DRC Weighs Future of Cobalt Export Ban Ahead of September Deadline
Kinshasa, DRC — The Congolese government is expected to announce by September 21, 2025, whether it will extend, modify, or lift its current suspension of cobalt exports to the international market.
The measure, first introduced on February 22, 2025, by the Regulatory and Control Authority for Strategic Mineral Substances Markets (ARECOMS), initially imposed a four-month ban on exports of cobalt hydroxides, carbonates, white alloys, and copper-cobalt concentrates.
The suspension, which applied to all operators—industrial, semi-industrial, and artisanal— was later extended for an additional three months, citing high global stock levels.
Signed by ARECOMS Director General Patrick Mpoyi Luabeya, the decision aimed to curb excess supply on the global market and counter the steep decline in cobalt prices, which had fallen to historic lows of $21,000–$22,000 per tonne.

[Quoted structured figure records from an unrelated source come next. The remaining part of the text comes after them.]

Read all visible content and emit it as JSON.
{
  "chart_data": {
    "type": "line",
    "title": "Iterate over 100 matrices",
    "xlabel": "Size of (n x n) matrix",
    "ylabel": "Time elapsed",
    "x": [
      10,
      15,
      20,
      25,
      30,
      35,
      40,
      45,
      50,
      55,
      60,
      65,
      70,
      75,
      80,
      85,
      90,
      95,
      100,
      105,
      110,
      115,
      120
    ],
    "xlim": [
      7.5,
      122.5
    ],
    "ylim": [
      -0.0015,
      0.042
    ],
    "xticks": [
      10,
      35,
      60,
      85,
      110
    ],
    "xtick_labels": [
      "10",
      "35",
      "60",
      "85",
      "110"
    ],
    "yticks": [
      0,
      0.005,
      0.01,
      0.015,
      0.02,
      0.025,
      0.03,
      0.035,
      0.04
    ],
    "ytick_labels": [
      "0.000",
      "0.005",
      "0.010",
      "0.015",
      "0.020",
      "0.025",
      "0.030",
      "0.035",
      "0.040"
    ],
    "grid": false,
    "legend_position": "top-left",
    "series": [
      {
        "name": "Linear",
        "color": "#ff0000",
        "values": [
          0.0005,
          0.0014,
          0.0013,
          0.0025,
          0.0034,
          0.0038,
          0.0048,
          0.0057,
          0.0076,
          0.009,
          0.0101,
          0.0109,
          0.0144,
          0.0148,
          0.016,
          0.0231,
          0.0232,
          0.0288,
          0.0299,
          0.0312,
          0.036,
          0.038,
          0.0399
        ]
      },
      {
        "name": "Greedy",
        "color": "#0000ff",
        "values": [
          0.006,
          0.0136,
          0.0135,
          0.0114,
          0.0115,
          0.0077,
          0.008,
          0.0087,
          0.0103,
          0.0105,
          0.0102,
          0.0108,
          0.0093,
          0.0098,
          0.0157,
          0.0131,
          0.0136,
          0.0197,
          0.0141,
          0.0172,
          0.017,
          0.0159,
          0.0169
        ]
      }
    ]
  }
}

A commission under ARECOMS is currently reviewing the ban’s impact and will make recommendations on whether to extend, adjust, or lift the measure.

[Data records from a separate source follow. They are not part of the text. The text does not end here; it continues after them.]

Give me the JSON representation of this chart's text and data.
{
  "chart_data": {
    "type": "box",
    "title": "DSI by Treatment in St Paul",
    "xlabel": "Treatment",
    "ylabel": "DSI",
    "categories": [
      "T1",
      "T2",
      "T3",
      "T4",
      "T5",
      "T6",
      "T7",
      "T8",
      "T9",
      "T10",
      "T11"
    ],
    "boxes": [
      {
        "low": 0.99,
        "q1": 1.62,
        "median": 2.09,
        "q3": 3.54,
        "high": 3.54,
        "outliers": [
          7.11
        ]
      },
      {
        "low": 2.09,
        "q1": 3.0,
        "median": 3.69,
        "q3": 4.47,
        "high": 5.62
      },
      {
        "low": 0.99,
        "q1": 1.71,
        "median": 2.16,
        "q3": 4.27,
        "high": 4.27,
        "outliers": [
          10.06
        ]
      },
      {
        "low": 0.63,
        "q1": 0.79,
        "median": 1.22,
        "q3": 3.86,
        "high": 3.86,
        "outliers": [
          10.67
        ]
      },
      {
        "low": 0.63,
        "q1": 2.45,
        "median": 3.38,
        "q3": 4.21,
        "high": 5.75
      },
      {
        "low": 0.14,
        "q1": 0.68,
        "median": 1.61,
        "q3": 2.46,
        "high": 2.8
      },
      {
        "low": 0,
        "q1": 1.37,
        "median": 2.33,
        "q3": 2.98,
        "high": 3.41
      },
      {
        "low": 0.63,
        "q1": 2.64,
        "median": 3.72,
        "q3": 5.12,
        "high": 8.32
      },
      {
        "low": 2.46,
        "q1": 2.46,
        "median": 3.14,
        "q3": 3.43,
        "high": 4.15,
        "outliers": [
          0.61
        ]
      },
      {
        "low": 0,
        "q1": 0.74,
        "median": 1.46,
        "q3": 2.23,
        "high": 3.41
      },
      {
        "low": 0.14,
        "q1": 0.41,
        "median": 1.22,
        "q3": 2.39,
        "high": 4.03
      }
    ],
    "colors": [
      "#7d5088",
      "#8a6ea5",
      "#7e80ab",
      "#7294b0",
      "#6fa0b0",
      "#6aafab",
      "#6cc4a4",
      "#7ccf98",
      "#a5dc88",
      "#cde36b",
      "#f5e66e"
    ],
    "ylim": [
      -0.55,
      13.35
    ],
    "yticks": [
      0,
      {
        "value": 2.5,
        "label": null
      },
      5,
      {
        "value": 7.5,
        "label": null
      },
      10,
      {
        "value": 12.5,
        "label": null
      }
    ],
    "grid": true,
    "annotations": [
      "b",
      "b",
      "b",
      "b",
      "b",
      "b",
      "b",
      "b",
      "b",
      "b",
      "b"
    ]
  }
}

In the Congolese mining sector, the suspension has disrupted operations. Glencore warned of potentially massive unsold stockpiles by year-end, as production remains stuck in-country. While immediate financial damage is partly cushioned by prior inventories, the ban has created significant regulatory uncertainty.
Industry observers note that proposed export quotas—intended as an alternative to the outright ban—raise questions about allocation, enforcement, and fairness among operators.
Globally, the measure initially triggered a temporary spike in cobalt prices, particularly in China. However, the effect has since diminished as external reserves, estimated at eight to ten months of global consumption by Benchmark Mineral Intelligence, helped absorb supply shocks.
The policy has split major producers. Glencore supports the introduction of quotas, while CMOC, the world’s largest cobalt producer, has called for a complete lifting of the ban.
Analysts stress that because cobalt is produced as a by-product of copper, the DRC faces structural limits in restricting cobalt output without also constraining copper production—a move that could have broader economic repercussions.